Inside the walls, boutique hotels offer a personal and unique experience beyond anything that can be found in popular ‘luxury’ hotel chains. One such place, Casa San Agustin, is at the very top of the luxury heap.
As one of the Leading Hotels of the World, Casa San Agustin feels like home, perhaps because it once was—three historic houses, to be exact, that were elegantly joined and restored to create one jaw-droppingly beautiful hotel. Last year, the hotel won TripAdvisor’s Traveler’s Choice Award as the #1 Hotel in Colombia.
With 17th-century Spanish colonial architecture as a canvas, South Carolina-based designer Kelley McRorie chose refined, bespoke furnishings and layered natural textures to adorn each of 20 guest rooms and ten suites, as well as the library and lounges. The result is tastefully chic. Details throughout the hotel evoke the rich history of the era, with (original) massive carved wooden beams defining the high ceilings, colorful, handmade tile and hand wrought-iron details in hallways and lounges.

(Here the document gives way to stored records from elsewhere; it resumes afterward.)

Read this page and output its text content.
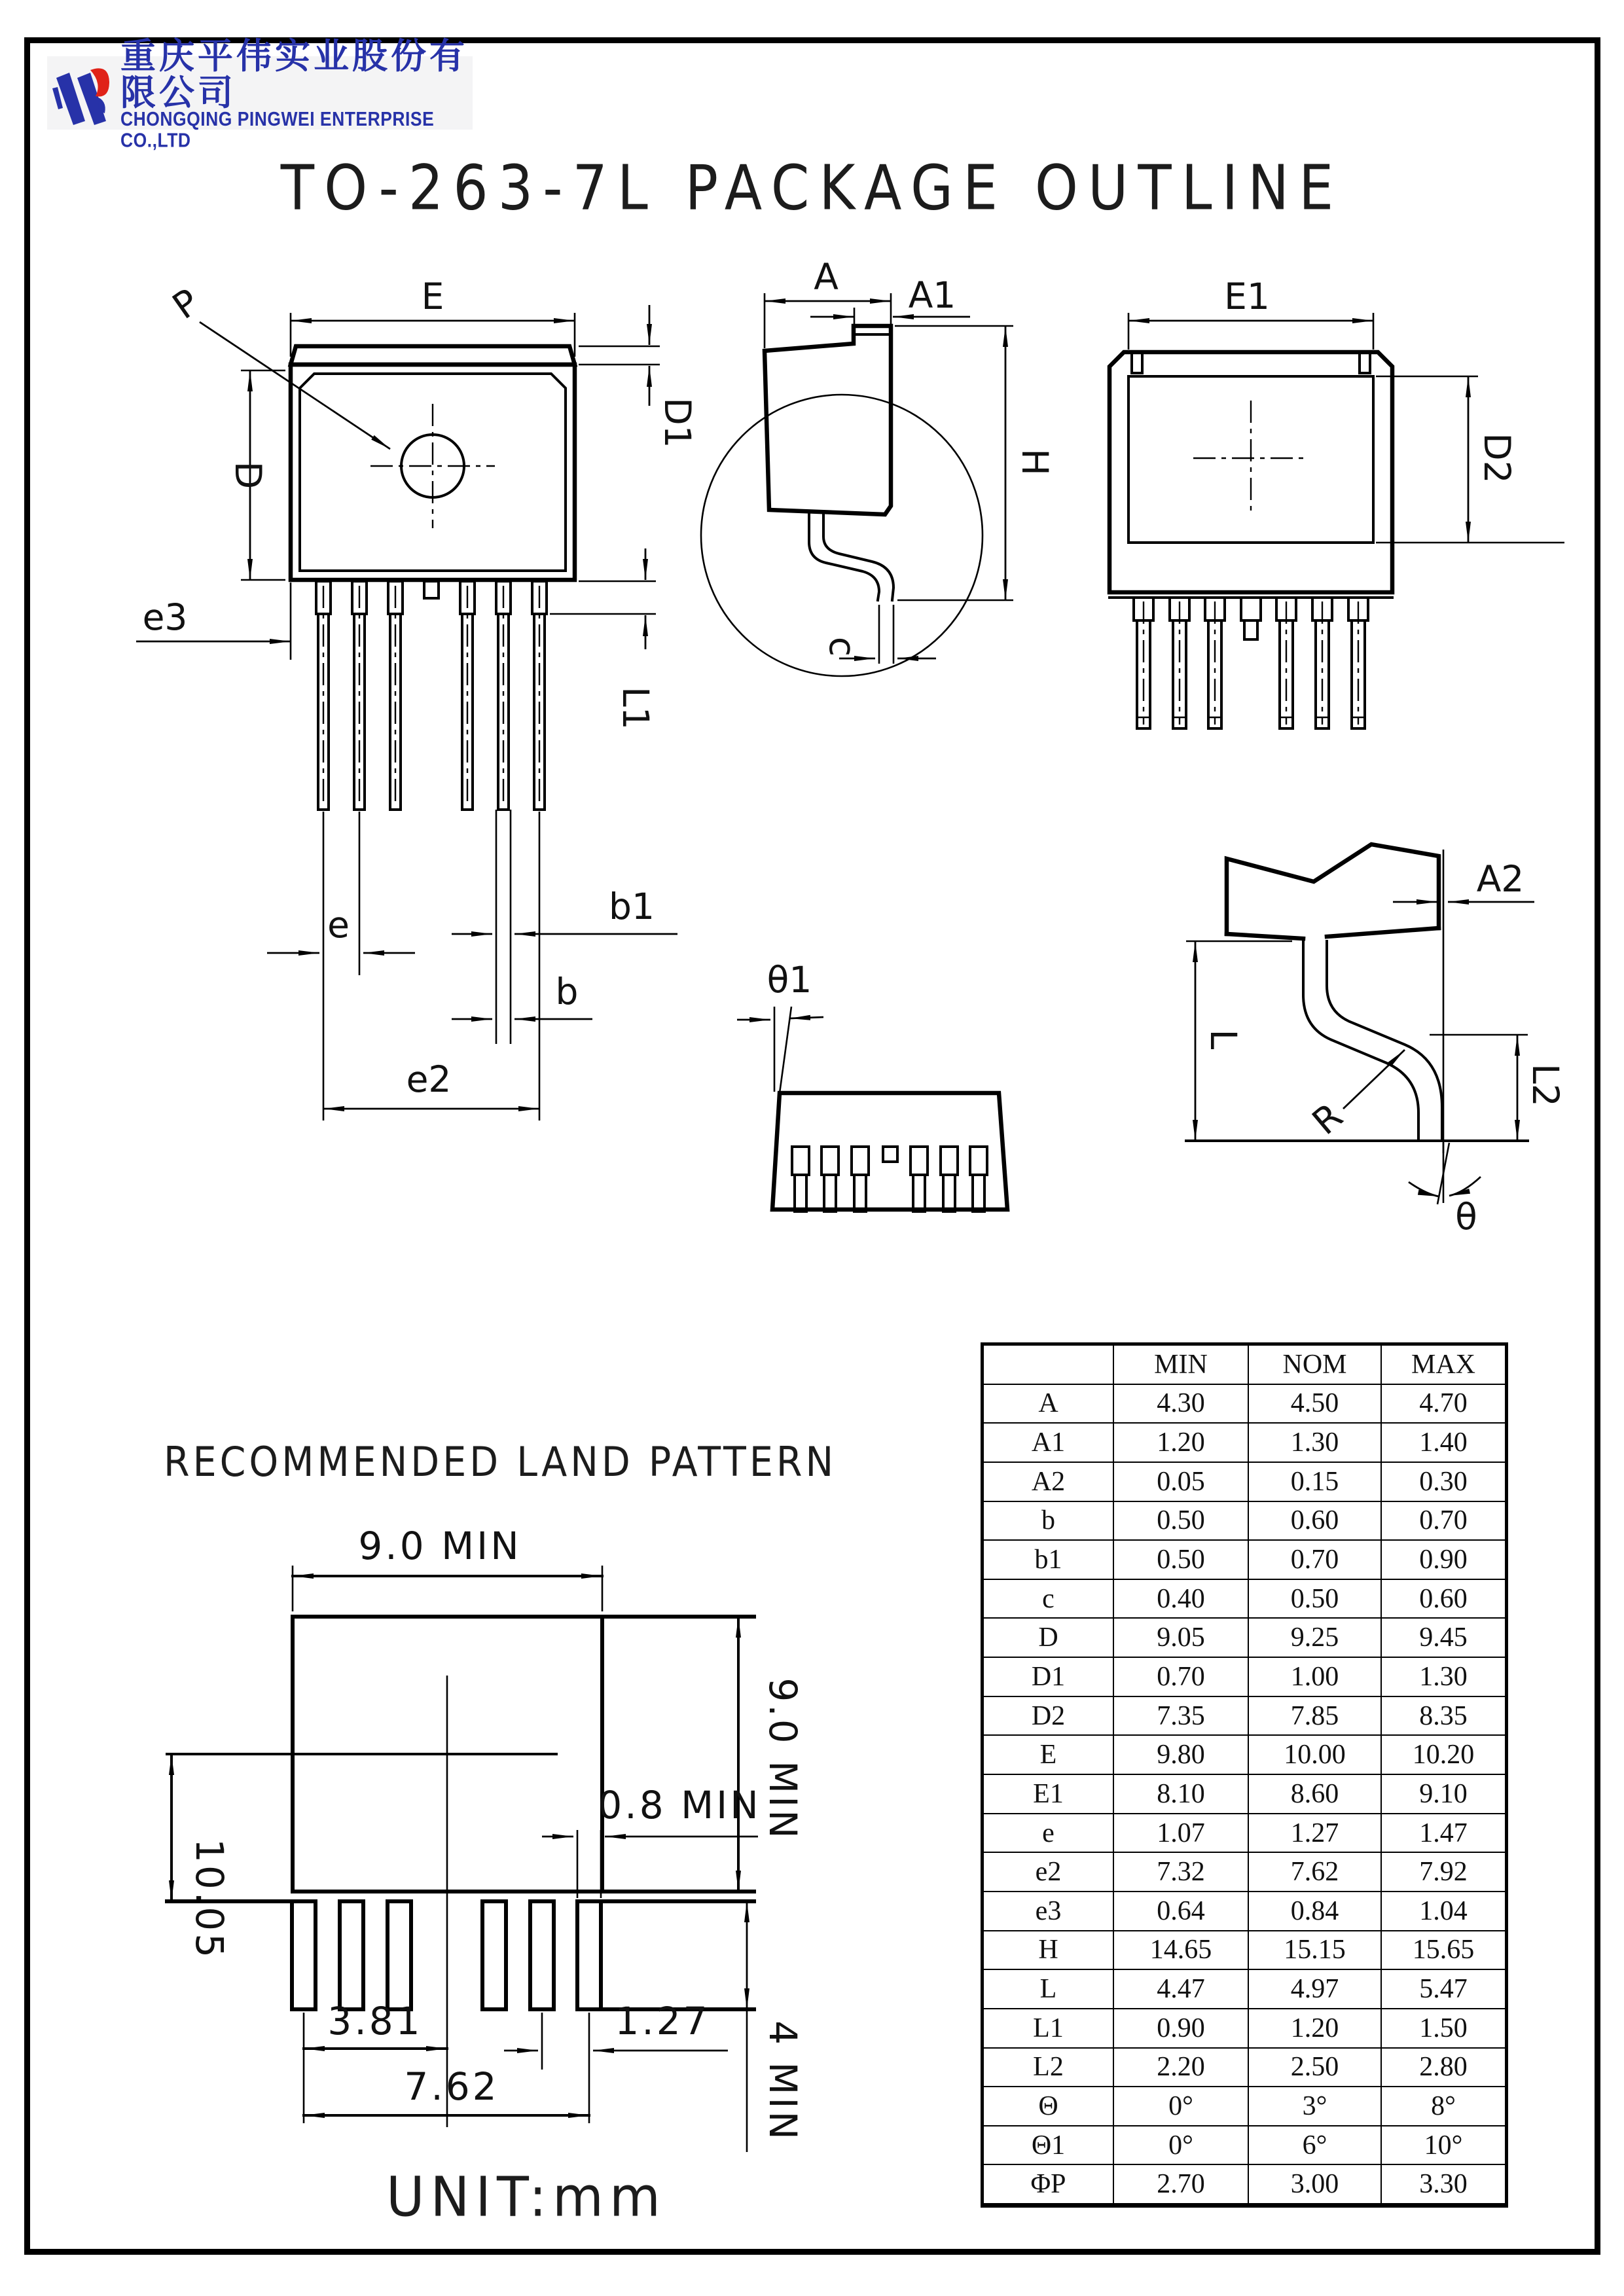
重庆平伟实业股份有限公司
CHONGQING PINGWEI ENTERPRISE CO.,LTD
TO-263-7L PACKAGE OUTLINE
RECOMMENDED LAND PATTERN
UNIT:mm
E
P
D
D1
L1
e3
e	b1
b
e2
A A1
H
c
E1
D2
θ1
A2
L
L2
R
θ
9.0 MIN
9.0 MIN
10.05
0.8 MIN
3.81	1.27
7.62	4 MIN
MIN	NOM	MAX
A	4.30	4.50	4.70
A1	1.20	1.30	1.40
A2	0.05	0.15	0.30
b	0.50	0.60	0.70
b1	0.50	0.70	0.90
c	0.40	0.50	0.60
D	9.05	9.25	9.45
D1	0.70	1.00	1.30
D2	7.35	7.85	8.35
E	9.80	10.00	10.20
E1	8.10	8.60	9.10
e	1.07	1.27	1.47
e2	7.32	7.62	7.92
e3	0.64	0.84	1.04
H	14.65	15.15	15.65
L	4.47	4.97	5.47
L1	0.90	1.20	1.50
L2	2.20	2.50	2.80
Θ	0°	3°	8°
Θ1	0°	6°	10°
ΦP	2.70	3.00	3.30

Alma, the hotel’s restaurant (also designed by McRorie), is one the most celebrated restaurants in Cartegena and is perhaps the most beautiful—cozy and romantic, but stately. The food is a non-fussy style of executive chef Heberto Eljach’s take on Caribbean/Colombian cuisine with a few American touches thrown in, like delicious ceviches and tartares alongside braised oxtail with lobster risotto, or aged Angus Beef® New York strip with blue cheese butter and fried Swiss chard. Alma’s lavish breakfast buffet, showing off a colorful array of local fruits, cheeses and pastries, accompanies made-to-order egg dishes and can be enjoyed in the restaurant, on the charming open-air patio, or by the pool.
The Casa San Agustin pool is a story in itself. Named World’s Coolest Plunge Pool by Travel+Leisure in 2015, it is breathtaking. It connects the three houses as it doglegs around an ancient aqueduct tucked into the hotel’s epicenter.
The adjacent pool bar is a convivial place to try a signature cocktail, complete with exotic fruits, herbs and spices, garnished with a spiraled cucumber or citrus peel. There is also a bar on the rooftop solarium—a private lounging area where the only sounds are chirping birds or an occasional splash in the pool below.
A recent renovation of the hotel spa, Aurum (latin for gold), reveals the vision of Colombian architect Miguel Soto. The space is lavished with gold tiles and patterns that symbolize “radiance, health and new beginnings” bestowed to Earth by the Sun. Treatments feature local, natural ingredients such as Colombian coffee, tobacco, volcanic mud, sea fennel, sarsaparilla and sea salt. The spa’s oils and lotions are botanical and organic.
Cartegena is a wonderland—a city created for exploration. While in the Walled City, visit El Barón Cafe for an artisan cocktail or Cafe San Alberto to sip what is reputed to be the best coffee in Colombia. Venture out of the Walled City for a walk through the tunnels and to the top of Castillo de San Felipe de Barajas (in military use from 1536-1767), where the Spaniards sought to fend off the British. Panoramic views of the city are best seen from the top of the fort.
But perhaps the most authentic way to experience the local character of Cartegena is to visit the former working-class neighborhood of Getsemani. Candy-bright, noisy, festive and the “it” place for funky art, drinking dens, tapas bars and salsa dancing, Getsemani is a party all hours of the day and night. Take in the sights slowly, or risk being overwhelmed. It is impossible not to stop to study the hand-painted murals or to peek over the shoulder of residents playing board games on the sidewalk.
The welcoming and uber-friendly people of Cartegena will see to it that you have a pleasant time and will want to revisit soon. Bask in the joy, and don’t be surprised if you’re asked to join in a game of street checkers.